We're at the gates of a two-thirds majority victory, he told cheering supporters, before mingling for selfies. Let's gear up and push for the last 100 metres! His final campaign stop will be in the second city, Debrecen, in the north-east, while Orbán, who trails in most of the polls, will address a rally in Budapest.
But perhaps the biggest rally of all came on Friday night, when tens of thousands of Hungarians crammed the capital's Heroes' Square and surrounding streets for an anti-Fidesz concert. I feel it in my bones something's going to change, said first-time voter Fanni, who came with her mother from a village two hours' drive away in the south. I don't believe I'd vote for [Magyar] in an ideal situation, but this is our only chance.
Orbán's biggest threat is that he is facing a cross-section of public anger, and it has been largely channeled into one single opposition movement, led by a former Fidesz insider who rebelled. The Fidesz leader has been buoyed, first by a two-day campaign visit from US Vice-President JD Vance, and then late on Friday by President Donald Trump's pledge to use the full Economic Might of the United States to strengthen Hungary's Economy if Orbán won the election.

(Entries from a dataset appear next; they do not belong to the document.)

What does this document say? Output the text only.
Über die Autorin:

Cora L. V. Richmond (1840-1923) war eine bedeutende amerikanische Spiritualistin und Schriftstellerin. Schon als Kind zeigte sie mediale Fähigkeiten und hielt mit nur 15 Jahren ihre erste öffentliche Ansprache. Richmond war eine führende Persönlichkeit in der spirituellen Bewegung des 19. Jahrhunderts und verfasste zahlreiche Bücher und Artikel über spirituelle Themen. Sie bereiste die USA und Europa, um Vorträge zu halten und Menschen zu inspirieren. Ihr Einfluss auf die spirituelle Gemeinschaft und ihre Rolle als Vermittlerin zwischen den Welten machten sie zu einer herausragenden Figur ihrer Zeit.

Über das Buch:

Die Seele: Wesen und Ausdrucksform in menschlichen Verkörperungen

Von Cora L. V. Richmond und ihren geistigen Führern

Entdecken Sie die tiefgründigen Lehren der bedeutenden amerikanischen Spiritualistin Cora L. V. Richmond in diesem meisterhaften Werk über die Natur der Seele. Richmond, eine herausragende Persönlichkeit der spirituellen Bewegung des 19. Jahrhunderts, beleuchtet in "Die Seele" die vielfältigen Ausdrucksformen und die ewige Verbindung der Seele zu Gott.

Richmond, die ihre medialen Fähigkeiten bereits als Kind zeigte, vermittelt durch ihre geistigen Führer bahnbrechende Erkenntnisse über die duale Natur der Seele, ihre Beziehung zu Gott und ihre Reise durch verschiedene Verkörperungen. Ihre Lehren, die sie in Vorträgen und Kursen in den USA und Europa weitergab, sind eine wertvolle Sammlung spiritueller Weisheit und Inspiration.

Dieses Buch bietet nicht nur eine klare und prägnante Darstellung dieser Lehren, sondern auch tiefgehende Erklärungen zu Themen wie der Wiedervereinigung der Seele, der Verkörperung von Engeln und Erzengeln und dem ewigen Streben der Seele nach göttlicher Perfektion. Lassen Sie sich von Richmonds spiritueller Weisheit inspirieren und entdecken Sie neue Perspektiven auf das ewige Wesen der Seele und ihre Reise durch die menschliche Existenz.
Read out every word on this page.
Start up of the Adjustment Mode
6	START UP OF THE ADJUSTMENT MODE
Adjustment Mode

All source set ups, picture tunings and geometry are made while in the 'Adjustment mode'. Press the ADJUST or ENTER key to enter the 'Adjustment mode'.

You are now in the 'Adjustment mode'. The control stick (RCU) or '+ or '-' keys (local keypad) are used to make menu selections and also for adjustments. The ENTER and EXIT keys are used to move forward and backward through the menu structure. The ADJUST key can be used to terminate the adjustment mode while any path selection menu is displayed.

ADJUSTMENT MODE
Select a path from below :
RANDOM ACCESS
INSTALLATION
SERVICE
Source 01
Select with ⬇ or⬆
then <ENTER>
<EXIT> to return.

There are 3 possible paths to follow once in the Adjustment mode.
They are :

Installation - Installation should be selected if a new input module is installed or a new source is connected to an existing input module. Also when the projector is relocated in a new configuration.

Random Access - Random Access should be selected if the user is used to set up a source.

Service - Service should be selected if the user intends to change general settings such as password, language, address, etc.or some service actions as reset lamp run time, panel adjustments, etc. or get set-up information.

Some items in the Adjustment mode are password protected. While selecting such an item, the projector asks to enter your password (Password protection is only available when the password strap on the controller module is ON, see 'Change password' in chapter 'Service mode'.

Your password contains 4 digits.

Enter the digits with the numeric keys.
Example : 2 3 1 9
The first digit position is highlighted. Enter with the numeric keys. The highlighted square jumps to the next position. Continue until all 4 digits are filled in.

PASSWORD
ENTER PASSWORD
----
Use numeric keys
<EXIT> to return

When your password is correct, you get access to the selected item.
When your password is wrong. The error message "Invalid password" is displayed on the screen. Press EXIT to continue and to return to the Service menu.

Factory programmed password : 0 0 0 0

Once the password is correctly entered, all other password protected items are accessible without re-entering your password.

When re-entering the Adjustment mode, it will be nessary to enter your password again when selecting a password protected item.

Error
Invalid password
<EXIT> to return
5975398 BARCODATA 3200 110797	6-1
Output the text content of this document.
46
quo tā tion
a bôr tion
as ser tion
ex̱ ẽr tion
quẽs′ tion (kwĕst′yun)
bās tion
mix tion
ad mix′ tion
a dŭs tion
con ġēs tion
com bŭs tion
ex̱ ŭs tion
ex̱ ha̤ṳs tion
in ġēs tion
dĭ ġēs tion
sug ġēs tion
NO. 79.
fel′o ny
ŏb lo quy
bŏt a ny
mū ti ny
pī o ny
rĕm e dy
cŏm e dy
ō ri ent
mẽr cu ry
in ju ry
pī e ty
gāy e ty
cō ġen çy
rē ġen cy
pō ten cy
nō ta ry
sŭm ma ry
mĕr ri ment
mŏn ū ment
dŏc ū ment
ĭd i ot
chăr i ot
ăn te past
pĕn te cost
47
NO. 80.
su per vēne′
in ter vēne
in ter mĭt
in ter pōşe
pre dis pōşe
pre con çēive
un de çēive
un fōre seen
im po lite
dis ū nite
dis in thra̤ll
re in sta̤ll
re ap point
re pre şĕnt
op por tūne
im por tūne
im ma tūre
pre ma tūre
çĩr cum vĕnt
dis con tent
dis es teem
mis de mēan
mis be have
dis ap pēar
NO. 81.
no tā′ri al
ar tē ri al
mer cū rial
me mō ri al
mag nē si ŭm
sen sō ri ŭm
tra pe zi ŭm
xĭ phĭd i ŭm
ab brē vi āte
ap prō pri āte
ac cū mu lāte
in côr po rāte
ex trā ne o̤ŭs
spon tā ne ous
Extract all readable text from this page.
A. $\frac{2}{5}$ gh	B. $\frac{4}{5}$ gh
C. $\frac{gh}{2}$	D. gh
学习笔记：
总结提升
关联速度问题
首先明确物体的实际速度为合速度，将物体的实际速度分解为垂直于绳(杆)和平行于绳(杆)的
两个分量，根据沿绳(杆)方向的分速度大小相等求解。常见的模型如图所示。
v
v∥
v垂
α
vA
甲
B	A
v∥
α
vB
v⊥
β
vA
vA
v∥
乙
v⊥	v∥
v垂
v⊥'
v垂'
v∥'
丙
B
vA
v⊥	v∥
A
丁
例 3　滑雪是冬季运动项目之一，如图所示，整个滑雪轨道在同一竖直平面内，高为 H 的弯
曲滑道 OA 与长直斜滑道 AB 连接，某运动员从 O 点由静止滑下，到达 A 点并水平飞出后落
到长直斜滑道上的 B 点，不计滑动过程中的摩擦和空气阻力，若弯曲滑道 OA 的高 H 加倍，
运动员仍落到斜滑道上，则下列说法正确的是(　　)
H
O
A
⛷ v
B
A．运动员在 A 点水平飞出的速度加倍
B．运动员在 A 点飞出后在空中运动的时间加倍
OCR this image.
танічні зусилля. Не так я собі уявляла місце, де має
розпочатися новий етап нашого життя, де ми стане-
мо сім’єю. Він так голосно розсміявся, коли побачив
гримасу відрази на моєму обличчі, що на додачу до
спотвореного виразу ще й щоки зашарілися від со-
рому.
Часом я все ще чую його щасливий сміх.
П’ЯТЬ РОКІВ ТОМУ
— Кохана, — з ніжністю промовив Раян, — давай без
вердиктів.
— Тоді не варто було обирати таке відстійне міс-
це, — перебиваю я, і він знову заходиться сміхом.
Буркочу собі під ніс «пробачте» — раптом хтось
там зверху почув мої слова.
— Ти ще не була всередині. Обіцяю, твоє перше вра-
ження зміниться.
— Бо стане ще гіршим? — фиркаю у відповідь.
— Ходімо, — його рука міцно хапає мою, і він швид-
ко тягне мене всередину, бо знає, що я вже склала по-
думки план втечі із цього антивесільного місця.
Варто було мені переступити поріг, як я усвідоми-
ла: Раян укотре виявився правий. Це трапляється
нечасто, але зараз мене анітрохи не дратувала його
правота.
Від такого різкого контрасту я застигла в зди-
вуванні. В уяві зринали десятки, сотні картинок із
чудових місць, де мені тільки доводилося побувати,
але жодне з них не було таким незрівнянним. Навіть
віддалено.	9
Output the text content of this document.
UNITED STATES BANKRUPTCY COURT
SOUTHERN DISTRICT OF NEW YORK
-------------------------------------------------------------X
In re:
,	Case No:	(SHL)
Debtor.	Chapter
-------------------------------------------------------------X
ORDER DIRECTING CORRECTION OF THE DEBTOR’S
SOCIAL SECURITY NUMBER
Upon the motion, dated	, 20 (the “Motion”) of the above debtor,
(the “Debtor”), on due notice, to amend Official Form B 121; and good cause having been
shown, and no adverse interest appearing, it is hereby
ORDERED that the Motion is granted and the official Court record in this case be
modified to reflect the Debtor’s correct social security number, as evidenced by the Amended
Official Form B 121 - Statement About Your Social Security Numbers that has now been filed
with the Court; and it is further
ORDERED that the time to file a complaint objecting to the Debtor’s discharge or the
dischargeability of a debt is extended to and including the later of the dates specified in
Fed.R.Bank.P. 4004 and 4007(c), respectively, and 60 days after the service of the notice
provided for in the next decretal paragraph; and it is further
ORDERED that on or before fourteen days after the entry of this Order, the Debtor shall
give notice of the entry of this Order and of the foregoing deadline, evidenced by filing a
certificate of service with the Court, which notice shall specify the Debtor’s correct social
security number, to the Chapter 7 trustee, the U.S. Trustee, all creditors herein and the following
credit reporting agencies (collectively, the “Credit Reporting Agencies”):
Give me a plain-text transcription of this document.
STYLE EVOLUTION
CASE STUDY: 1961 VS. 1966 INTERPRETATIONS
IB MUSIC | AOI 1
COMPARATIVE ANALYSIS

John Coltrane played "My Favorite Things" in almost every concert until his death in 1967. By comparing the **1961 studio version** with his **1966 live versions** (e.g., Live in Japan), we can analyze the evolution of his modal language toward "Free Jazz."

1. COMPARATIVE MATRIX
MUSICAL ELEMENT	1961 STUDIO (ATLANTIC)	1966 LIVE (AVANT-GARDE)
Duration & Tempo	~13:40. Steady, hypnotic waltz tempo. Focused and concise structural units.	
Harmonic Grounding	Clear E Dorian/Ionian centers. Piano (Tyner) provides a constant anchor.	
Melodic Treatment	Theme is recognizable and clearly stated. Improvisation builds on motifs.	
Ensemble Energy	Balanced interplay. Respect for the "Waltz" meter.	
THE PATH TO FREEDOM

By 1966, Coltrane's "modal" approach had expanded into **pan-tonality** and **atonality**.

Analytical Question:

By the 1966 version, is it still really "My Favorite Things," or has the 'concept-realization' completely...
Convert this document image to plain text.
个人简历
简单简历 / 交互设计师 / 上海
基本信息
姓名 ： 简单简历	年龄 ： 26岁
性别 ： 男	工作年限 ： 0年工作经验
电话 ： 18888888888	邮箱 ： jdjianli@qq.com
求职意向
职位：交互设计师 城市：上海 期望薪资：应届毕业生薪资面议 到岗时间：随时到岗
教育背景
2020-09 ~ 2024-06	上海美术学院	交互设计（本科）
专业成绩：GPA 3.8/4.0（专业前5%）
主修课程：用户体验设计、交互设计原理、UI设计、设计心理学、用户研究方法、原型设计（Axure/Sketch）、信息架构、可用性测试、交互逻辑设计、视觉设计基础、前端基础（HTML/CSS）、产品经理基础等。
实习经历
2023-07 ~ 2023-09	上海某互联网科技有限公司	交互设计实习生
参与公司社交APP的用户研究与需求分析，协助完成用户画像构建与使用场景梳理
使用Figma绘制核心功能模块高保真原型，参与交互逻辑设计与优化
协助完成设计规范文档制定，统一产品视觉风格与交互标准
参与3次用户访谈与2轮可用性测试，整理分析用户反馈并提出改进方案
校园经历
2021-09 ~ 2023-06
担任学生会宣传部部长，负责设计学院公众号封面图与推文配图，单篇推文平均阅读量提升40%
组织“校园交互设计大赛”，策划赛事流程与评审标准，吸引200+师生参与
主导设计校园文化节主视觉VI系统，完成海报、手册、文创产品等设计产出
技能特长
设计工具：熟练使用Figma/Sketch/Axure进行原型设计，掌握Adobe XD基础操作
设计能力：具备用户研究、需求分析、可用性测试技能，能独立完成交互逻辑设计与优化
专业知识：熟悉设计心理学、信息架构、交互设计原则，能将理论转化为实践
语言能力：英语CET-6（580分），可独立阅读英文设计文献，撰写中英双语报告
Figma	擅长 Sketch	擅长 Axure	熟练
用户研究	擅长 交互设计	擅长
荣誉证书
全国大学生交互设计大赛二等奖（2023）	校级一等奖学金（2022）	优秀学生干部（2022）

Political analyst Zsuzsanna Végh of the German Marshall Fund of the US says there has been a clear shift away from Orbán among younger voters aged 18-29, with opinion polls giving Fidesz less than 10% of the younger vote. If Magyar were to achieve a majority in parliament it would mean the end of Orbán's rule and many of his policies, but without winning two-thirds of seats, he will struggle to scrap much of the Fidesz-supporting infrastructure in the judiciary and elsewhere.
With political discontent brewing and a vibrant opposition making strides, the upcoming election in Hungary could herald a new political era.